We like profiling risk-takers, creative trailblazers, and moms who make their work life work for them: Nicole Manek checks all of these boxes with bravado and flare. If you are a resident of Dundas West, then you will likely know her from Life of Manek, the beautifully curated vintage boutique she owned and operated for years before the neighbourhood “exploded.”
With a young son and a penchant for nurturing her own design work, Nicole made the decision to exit the building and move her fashion biz online. We love how her new creative vision is exploring so many of her talents, while also redefining the idea of sustainable fashion.
SDTC: Tell us about your love for vintage; how did it begin, and why do you have a particular fondness for vintage fashion?
NM: My love for vintage started at a very young age. I grew up with a super stylish mom, so I was basically raised in thrift stores. I have always loved the thrill of the find – a good bargain – and as I started to get older and more interested in fashion, I loved finding things that were rare and collectible. I also really love the history of clothing, so I’m drawn to pieces that tell a story or evoke a certain feeling or period. My love for vintage has deepened because I now also see it as a responsible way to shop, not just economically, but also environmentally.
In 2016, you made a big decision to close Life of Manek on Dundas Street West and move entirely to e-commerce. How has this changed your life? How has it helped your business?
Closing my sweet little shop was a difficult, but necessary, decision for me. I was basically running and stocking an entire store by myself (with one-of-a-kind pieces), designing my in-house line of repurposed accessories, while caring for my three-and-a-half-year-old son. I really couldn’t “do it all” without something suffering.

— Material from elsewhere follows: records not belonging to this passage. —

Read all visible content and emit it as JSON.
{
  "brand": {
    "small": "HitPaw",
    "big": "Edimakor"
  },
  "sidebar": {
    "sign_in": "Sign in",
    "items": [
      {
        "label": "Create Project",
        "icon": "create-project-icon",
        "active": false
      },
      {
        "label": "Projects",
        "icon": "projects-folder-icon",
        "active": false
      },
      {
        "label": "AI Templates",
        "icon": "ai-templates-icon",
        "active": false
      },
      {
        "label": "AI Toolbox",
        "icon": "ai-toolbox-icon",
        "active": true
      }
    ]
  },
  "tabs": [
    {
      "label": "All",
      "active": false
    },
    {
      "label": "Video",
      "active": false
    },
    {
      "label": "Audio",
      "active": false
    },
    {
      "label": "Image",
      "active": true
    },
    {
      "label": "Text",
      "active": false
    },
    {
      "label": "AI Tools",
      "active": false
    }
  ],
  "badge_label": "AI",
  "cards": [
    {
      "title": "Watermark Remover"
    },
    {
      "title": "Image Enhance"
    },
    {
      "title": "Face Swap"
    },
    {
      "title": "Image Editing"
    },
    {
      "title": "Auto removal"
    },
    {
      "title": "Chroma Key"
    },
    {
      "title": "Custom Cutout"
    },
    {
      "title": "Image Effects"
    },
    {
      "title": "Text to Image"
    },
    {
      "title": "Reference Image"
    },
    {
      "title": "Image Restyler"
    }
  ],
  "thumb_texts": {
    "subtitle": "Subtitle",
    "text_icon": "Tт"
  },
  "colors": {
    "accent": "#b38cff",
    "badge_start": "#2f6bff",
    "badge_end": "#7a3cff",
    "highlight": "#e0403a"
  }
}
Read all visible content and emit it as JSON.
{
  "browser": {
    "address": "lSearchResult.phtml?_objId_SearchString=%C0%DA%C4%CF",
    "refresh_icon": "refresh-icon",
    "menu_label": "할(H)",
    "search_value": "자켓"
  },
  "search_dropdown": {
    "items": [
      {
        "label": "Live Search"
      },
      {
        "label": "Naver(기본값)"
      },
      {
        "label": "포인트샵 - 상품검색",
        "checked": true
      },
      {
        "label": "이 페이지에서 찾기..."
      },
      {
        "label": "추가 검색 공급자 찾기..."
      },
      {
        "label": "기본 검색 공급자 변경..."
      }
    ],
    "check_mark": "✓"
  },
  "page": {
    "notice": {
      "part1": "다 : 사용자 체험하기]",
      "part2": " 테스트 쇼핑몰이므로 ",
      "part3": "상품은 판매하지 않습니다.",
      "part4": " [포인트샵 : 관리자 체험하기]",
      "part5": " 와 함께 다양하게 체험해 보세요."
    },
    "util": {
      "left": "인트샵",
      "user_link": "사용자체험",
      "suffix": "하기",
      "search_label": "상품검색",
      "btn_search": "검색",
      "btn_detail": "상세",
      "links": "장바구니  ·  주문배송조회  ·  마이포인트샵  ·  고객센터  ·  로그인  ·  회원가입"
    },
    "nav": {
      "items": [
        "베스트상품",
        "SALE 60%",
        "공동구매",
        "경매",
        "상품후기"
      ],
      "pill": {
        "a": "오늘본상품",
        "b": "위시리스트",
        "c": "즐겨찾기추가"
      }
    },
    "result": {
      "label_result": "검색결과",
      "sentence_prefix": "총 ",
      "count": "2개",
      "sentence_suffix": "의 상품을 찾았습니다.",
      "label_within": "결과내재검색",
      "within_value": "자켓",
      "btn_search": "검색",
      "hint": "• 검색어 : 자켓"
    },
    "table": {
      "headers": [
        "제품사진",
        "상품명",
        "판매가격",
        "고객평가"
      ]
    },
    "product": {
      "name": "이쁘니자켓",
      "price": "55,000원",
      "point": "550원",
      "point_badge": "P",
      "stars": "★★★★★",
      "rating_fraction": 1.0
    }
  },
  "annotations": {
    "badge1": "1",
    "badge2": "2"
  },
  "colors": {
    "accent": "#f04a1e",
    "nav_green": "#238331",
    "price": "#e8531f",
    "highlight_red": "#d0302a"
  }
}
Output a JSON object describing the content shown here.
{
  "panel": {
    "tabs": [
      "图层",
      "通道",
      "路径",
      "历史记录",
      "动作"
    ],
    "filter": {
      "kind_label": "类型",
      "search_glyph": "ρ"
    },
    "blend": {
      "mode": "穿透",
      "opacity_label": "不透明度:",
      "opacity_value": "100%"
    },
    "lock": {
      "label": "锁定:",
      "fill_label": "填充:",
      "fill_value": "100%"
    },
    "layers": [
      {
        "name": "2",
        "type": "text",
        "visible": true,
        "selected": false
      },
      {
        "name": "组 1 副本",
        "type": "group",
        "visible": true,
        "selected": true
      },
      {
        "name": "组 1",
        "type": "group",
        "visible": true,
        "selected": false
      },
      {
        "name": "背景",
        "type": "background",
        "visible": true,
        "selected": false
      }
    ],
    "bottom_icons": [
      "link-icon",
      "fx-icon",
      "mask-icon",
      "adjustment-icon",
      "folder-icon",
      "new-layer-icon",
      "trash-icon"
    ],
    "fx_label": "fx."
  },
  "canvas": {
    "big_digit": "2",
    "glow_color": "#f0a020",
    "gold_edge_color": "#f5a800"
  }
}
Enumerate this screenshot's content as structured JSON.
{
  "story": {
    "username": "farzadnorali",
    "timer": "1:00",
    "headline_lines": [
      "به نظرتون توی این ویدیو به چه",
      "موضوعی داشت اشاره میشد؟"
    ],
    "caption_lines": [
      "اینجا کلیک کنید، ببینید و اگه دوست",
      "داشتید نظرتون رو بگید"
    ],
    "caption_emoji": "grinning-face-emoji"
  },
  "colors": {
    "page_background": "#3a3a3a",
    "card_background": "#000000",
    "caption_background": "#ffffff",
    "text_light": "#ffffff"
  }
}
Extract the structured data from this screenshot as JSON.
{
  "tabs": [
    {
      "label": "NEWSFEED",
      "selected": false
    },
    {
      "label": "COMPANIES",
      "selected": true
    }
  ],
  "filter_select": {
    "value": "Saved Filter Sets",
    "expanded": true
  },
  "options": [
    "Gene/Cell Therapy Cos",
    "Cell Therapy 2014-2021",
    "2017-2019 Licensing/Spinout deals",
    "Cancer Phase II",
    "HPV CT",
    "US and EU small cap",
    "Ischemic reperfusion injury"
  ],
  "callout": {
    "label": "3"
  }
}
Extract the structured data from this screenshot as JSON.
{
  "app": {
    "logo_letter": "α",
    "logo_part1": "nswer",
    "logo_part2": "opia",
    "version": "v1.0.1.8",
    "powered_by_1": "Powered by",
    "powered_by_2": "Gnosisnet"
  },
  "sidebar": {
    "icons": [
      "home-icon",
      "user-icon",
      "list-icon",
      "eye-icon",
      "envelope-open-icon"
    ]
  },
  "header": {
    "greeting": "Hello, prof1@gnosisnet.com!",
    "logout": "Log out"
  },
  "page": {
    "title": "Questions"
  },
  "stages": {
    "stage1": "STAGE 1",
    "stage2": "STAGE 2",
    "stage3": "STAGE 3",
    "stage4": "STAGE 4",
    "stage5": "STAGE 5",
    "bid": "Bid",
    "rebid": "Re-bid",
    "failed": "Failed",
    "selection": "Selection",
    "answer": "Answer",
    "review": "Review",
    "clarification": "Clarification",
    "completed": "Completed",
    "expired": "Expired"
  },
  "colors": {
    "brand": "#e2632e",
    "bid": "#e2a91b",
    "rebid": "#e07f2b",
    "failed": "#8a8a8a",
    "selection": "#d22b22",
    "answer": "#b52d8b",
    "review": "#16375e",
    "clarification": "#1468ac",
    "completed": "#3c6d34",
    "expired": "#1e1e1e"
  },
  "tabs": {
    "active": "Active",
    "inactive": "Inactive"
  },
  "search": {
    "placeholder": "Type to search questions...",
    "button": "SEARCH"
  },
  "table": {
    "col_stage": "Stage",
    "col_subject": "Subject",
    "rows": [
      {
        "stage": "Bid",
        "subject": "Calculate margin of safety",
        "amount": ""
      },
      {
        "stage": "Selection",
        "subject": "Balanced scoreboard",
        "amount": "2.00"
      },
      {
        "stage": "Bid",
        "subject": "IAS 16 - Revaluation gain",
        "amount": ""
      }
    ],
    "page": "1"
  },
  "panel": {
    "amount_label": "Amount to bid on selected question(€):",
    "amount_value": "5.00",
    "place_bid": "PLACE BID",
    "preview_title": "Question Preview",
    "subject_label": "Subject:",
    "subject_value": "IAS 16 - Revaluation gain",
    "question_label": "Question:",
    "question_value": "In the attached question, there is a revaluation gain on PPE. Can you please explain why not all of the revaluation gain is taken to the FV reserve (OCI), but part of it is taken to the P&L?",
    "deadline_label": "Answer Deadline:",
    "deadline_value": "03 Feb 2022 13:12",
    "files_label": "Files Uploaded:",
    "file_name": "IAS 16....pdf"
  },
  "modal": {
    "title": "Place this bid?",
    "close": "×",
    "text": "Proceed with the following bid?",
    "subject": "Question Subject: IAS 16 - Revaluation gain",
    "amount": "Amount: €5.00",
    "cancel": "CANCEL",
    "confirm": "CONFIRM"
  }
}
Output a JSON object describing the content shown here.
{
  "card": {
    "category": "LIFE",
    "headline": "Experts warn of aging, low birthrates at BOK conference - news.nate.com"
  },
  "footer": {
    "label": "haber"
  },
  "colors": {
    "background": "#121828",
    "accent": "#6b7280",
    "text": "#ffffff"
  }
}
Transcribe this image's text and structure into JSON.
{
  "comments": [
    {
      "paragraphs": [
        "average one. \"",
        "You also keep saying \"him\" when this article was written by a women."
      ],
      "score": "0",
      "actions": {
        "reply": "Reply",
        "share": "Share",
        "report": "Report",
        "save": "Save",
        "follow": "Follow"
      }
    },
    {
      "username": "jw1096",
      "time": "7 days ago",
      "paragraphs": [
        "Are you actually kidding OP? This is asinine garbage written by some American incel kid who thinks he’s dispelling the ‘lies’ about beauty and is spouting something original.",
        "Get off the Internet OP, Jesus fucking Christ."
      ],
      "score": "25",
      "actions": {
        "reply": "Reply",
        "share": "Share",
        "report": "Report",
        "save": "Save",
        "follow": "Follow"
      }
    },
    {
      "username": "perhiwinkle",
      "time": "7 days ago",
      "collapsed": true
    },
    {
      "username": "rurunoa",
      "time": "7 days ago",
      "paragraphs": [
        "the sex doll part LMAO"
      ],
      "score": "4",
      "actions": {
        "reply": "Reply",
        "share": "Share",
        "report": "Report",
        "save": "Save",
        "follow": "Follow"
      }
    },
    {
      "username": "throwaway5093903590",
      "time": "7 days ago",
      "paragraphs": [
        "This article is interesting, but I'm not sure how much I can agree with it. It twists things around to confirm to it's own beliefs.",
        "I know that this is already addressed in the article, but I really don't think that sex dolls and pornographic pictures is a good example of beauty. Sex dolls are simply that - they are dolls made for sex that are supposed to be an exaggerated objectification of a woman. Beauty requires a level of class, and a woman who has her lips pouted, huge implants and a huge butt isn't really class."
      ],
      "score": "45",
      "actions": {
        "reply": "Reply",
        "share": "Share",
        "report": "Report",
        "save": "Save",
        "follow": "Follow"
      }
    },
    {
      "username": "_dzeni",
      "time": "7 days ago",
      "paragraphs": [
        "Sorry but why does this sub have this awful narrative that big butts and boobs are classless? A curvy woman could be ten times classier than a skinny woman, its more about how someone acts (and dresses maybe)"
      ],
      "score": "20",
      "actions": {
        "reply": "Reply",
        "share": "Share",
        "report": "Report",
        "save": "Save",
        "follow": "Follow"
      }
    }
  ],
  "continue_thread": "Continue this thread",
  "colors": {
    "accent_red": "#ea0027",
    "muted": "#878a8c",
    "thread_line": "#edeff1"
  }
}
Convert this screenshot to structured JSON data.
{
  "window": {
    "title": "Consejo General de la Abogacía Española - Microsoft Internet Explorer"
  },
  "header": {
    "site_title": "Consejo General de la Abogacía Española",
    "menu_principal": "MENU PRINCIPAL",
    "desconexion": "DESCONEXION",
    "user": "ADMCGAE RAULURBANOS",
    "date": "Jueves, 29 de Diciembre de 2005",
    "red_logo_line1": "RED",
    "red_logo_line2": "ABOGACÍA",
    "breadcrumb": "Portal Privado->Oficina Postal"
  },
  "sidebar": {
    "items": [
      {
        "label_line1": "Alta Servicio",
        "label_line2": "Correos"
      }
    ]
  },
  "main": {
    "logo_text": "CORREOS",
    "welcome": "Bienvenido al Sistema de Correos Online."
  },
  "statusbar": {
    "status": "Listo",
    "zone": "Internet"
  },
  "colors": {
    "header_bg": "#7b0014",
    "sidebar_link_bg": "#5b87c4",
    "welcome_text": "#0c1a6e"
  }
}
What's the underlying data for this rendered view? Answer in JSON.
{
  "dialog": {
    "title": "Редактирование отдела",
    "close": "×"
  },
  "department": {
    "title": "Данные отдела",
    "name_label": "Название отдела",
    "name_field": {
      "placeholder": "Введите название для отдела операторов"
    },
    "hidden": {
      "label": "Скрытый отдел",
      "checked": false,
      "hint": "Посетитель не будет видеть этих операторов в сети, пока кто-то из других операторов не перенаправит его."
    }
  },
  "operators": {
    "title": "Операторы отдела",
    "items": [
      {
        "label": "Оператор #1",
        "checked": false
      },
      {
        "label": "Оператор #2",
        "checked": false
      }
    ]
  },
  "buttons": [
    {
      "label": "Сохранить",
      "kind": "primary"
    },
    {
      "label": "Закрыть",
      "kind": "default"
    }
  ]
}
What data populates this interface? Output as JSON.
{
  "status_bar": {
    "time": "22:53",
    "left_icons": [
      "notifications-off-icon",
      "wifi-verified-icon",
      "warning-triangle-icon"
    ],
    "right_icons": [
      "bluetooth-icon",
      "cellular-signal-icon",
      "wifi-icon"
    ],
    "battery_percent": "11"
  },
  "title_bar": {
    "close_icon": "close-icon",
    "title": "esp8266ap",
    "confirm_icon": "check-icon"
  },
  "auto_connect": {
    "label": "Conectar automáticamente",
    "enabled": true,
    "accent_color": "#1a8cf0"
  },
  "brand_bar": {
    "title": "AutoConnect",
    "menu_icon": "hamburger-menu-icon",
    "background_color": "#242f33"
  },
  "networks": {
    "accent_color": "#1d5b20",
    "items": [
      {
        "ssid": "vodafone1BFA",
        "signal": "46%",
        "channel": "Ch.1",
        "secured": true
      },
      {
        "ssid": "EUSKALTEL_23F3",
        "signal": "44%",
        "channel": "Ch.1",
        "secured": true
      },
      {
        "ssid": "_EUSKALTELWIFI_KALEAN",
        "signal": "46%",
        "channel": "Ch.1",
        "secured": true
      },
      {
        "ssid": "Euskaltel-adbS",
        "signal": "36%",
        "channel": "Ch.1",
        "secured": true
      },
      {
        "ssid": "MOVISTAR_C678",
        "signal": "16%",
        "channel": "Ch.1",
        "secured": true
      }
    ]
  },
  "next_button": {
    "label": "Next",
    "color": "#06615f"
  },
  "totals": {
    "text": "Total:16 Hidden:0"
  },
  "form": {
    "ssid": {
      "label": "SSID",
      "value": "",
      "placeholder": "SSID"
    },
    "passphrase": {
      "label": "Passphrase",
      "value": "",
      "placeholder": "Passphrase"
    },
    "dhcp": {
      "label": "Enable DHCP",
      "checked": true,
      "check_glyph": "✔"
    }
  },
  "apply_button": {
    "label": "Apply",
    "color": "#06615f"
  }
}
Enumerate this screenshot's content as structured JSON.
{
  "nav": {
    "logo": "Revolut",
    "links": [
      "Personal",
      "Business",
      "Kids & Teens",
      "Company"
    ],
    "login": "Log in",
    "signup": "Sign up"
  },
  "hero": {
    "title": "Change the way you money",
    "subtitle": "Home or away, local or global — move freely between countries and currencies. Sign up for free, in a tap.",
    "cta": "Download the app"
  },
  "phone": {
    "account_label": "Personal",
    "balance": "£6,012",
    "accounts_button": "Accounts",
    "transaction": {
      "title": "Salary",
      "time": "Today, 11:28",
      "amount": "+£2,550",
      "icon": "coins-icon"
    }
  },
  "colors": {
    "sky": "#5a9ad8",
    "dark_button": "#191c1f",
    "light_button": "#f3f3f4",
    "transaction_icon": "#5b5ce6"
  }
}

Closing the store has allowed me to focus on my designs and expand my lifestyle platform and the wholesale side of my business, which was growing more quickly than I could keep up with. That said, I deeply miss the human connection that came with having a brick-and-mortar shop, and being part of what I consider to be one of the best hoods in the city.
What inspired you to introduce pre-loved fur accessories?
I owned so many fur coats and came across many that were beautiful yet damaged. It always struck me as such a shame that they would end up in the trash. A wonderfully luxurious coat is going to be discarded because it’s ripped, and it made me think, “What can I do with this?” I studied accessories design in Milan and have a very unhealthy obsession with handbags, so I naturally started to channel my love for accessories into repurposing a lot of pieces that I had in the store.
Who is your forever style icon?
Oh my god, it’s so hard to pick just one! If we are playing forever, then I’m going to go with Elizabeth Taylor. With every decade she brought something new and interesting to her style. I loved her first kaftan and oversized earring phase in the seventies. That said, I don’t really dress like Liz; I’m a 50/50 mix of Rhoda and Joey Ramone.
When it comes to fashion, what’s a line of advice or philosophy that you refer to often?
Buy less, choose wisely. I love to shop as much as the next girl, but we have come to a point where our fashion choices have a large impact on other people’s lives and the environment.
And of course the sage advice from my mom, which is, “If you like it, wear it.” There are no rules; there is no such thing as being too old or too young for something. Clothing and style are about an experience, about feeling something, about saying something about who you are, and I think that form of expression should not conform to rules.
When it comes to running your own business, what’s the best advice you ever received?
One of my best friends (who is an entrepreneur) gave me some really good advice when I was first opening my store. I originally painted the outside of the store in all of these vibrant mixed colours. Although it was very beautiful, it was off brand and didn’t reflect what was happening inside the store. I was pretty stressed out about it as I had paid a good amount to have it done. My friend said to me, “The best thing about being your own boss is that if you don’t like something, you have the power to change it.” I never forgot that, and if anything ever comes up in business that doesn’t feel right, I change it and move on.
“Don’t cry for something that can’t cry for you.” A friend of mine who works for a fashion mag in NYC used to say this when a dress got wrecked on a shoot or something got lost. It really stuck with me, and I think about it a lot in business: “things” can be replaced, so spend more time worrying about the big picture.